The House of Gazes by Daniele Mencarelli review – a slow-burn tale of lives on the margins

Daniele Mencarelli: ‘simple prose with an occasional lyrical flourish’
Daniele Mencarelli: ‘simple prose with an occasional lyrical flourish’. Photograph: Claudio Sforza

Italian poet Daniele Mencarelli’s debut novel – first published in Italy in 2018 and now here – was inspired by his own experiences. It’s 1999, and the protagonist, Daniele, is a 25-year-old poet who lives with his parents. He is dealing with “an invisible disease affecting his brain, or heart, or all the blood flowing through his body”. The doctors are defeated by Dan’s mental pain, referring to his condition variously as: “Manic depressive. Borderline. Personality disorder.

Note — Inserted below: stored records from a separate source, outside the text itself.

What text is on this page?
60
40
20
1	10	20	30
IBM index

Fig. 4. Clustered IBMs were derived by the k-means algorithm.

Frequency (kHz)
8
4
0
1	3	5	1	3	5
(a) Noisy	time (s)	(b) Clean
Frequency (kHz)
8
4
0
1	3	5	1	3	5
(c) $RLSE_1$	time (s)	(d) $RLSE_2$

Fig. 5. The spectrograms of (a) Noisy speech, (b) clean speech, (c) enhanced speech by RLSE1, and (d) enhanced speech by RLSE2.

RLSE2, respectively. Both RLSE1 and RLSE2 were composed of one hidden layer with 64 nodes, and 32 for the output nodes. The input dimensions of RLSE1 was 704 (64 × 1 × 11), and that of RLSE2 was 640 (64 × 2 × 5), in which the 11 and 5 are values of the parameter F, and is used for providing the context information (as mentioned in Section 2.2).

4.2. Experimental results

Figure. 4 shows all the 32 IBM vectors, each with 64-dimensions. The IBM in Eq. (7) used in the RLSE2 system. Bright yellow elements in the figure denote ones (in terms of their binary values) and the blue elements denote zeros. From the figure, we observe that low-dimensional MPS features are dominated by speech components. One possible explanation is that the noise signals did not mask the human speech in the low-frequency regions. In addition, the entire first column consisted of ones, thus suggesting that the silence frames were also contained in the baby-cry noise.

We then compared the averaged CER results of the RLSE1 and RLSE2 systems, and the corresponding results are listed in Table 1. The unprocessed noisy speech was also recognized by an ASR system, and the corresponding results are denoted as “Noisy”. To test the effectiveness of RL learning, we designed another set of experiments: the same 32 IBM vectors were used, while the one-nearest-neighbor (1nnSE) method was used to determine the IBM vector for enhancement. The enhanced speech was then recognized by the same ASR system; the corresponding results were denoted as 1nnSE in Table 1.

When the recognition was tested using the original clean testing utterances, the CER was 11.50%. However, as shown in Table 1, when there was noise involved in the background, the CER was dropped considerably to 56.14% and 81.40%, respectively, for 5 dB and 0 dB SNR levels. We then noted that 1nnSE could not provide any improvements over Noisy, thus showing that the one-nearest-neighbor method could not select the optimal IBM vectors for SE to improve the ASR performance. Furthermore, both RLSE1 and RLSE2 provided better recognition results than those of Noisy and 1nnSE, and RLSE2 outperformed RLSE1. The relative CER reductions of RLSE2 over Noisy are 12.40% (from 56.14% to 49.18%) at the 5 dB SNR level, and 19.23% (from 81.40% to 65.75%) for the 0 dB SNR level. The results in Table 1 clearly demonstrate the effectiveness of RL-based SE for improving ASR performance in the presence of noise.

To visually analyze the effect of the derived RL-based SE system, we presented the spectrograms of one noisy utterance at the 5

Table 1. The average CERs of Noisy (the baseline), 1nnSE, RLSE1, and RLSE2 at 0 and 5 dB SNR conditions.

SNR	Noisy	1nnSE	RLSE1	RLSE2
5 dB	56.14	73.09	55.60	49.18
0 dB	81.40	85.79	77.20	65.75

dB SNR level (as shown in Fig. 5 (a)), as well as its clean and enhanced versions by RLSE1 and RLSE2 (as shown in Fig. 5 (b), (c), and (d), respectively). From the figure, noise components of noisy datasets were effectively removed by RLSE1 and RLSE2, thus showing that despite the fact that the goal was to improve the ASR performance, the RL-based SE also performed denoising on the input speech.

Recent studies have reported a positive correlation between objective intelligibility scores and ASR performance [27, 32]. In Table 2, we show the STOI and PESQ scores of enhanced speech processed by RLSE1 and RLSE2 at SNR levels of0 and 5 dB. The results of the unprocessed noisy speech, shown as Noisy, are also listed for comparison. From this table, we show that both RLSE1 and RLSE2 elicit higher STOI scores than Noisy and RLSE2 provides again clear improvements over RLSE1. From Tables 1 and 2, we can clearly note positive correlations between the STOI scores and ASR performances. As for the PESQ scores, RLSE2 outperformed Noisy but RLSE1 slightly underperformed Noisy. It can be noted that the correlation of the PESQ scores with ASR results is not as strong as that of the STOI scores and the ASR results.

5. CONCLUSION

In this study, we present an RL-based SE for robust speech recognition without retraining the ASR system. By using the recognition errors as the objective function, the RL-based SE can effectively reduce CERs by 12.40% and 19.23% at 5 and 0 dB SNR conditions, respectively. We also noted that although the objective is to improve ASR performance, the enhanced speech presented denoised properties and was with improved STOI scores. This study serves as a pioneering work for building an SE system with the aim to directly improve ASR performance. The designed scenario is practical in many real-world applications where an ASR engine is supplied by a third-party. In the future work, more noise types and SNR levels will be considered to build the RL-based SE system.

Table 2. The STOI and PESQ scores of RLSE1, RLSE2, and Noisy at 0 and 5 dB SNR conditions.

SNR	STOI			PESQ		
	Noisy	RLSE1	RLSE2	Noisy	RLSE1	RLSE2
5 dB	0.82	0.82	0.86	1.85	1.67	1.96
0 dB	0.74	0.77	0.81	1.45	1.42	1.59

Generalised anxiety disorder.” Until the age of 20, Dan numbed himself with drugs, but when his friends realised that “my pleasure concealed a homicidal intent, complete loneliness set in”.

In his second novel in Italian, Everything Calls for Salvation (published in Wendy Wheatley’s English translation in 2022 and adapted into a Netflix series), Mencarelli went further back to the week in 1994 he spent in a psychiatric ward. In The House of Gazes, also a work of autofiction (deftly translated by Octavian MacEwen), Dan has quit cocaine, but relies on alcohol for “sweeping away the sharp edges that wound me”. Beset by violent outbursts and tremors, he repeatedly crashes his car when drunk or gets into fights.

In a bid to pull himself out of this self-destructive spiral, Dan lands a job as a janitor at a children’s hospital in Rome, where he is surrounded by sick kids, many of them terminally ill. He comes to see the hospital as “the house of gazes”, because he has to avert his gaze from the horror of seeing a child in pain or, worse, dead.

Like Everything Calls…, The House of Gazes explores the lives of marginalised people – this time Dan’s fellow workers. It’s a slow-burn tale, but Mencarelli’s message of hope is immensely rewarding. Using simple prose with an occasional lyrical flourish, the author describes how compassion for others helps his troubled protagonist confront his own vulnerabilities. Bearing witness through poetry proves Dan’s liberation. By the end, he wants to remember everything.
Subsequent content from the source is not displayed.